Jestem pod dużym wrażeniem wyobraźni Lisy Scottoline. Autorka stworzyła oryginalną i przejmującą historię, że miałam nieodparte wrażenie, iż dzieje się ona naprawdę. Kreacja psychologiczna bohaterów również zasługuje na uznanie urzekając naturalnością zachowań. Lekki, prosty i przystępny styl narracji sprawia, że książkę czyta się z niezwykłą swobodą i nieustannym zainteresowaniem. Akcja toczy się równomiernie stopniowo przyspieszając, zaś na samym końcu wybucha niczym lawa z wulkanu zaskakując dramaturgią wydarzeń. Reasumując, całokształt ,,Spójrz mi w oczy’’ jest naprawdę bardzo dobrą powieścią, która aż kipi od nadmiaru emocji.

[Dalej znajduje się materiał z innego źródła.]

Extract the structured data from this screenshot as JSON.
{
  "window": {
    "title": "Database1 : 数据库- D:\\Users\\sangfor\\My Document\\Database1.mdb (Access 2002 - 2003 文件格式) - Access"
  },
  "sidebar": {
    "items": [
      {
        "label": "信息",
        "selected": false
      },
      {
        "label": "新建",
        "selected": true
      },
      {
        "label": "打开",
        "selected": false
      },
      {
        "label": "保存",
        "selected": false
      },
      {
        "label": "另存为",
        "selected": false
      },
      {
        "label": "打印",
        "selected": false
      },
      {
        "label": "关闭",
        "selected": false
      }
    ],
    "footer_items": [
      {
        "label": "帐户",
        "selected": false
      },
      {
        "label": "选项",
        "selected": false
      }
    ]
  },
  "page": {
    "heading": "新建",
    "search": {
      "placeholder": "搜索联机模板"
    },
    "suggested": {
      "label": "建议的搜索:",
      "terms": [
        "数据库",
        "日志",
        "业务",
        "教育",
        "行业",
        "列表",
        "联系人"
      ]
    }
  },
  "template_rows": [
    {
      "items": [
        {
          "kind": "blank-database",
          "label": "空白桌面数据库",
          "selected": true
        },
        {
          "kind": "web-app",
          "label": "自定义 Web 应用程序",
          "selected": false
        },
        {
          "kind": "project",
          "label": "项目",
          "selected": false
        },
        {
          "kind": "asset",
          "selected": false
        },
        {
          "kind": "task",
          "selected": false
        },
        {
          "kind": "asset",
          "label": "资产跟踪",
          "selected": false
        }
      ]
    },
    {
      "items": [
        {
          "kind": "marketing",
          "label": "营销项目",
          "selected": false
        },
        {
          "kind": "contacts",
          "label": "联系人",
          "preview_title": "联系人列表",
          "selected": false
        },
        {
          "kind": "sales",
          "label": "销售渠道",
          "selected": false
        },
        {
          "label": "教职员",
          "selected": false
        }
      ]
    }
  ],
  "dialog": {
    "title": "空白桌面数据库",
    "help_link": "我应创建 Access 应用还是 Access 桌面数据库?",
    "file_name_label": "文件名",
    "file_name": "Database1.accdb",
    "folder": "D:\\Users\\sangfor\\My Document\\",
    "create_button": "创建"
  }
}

Pokazuje, jak zmagać się z trudnościami losu walcząc o własne szczęście…
„Złe rzeczy są jak fale. Zawsze będą się nam przytrafiać i nikt nic na to nie poradzi. To część życia, tak samo jak fale są częścią oceanu. Jeśli stoisz na brzegu, nigdy nie wiesz, kiedy nadpłyną. Ale nadpłyną. Trzeba tylko pamiętać, żeby po każdej z nich wynurzać się z powrotem na powierzchnię, to wszystko.”
Szczerze polecam przeczytać ,,Spójrz mi w oczy’’. Jeśli lubisz ciekawie, poruszające książki obyczajowe z domieszką sensacyjnego i psychologicznego akcentu, ta pozycja jest dla ciebie. Ja osobiście na długo zapamiętam historię Willa i wierzę, że w waszym przypadku będzie podobnie, dlatego serdecznie zapraszam do zapoznania się z emocjonującymi perypetiami Ellen i jej heroiczną walką o dobro syna.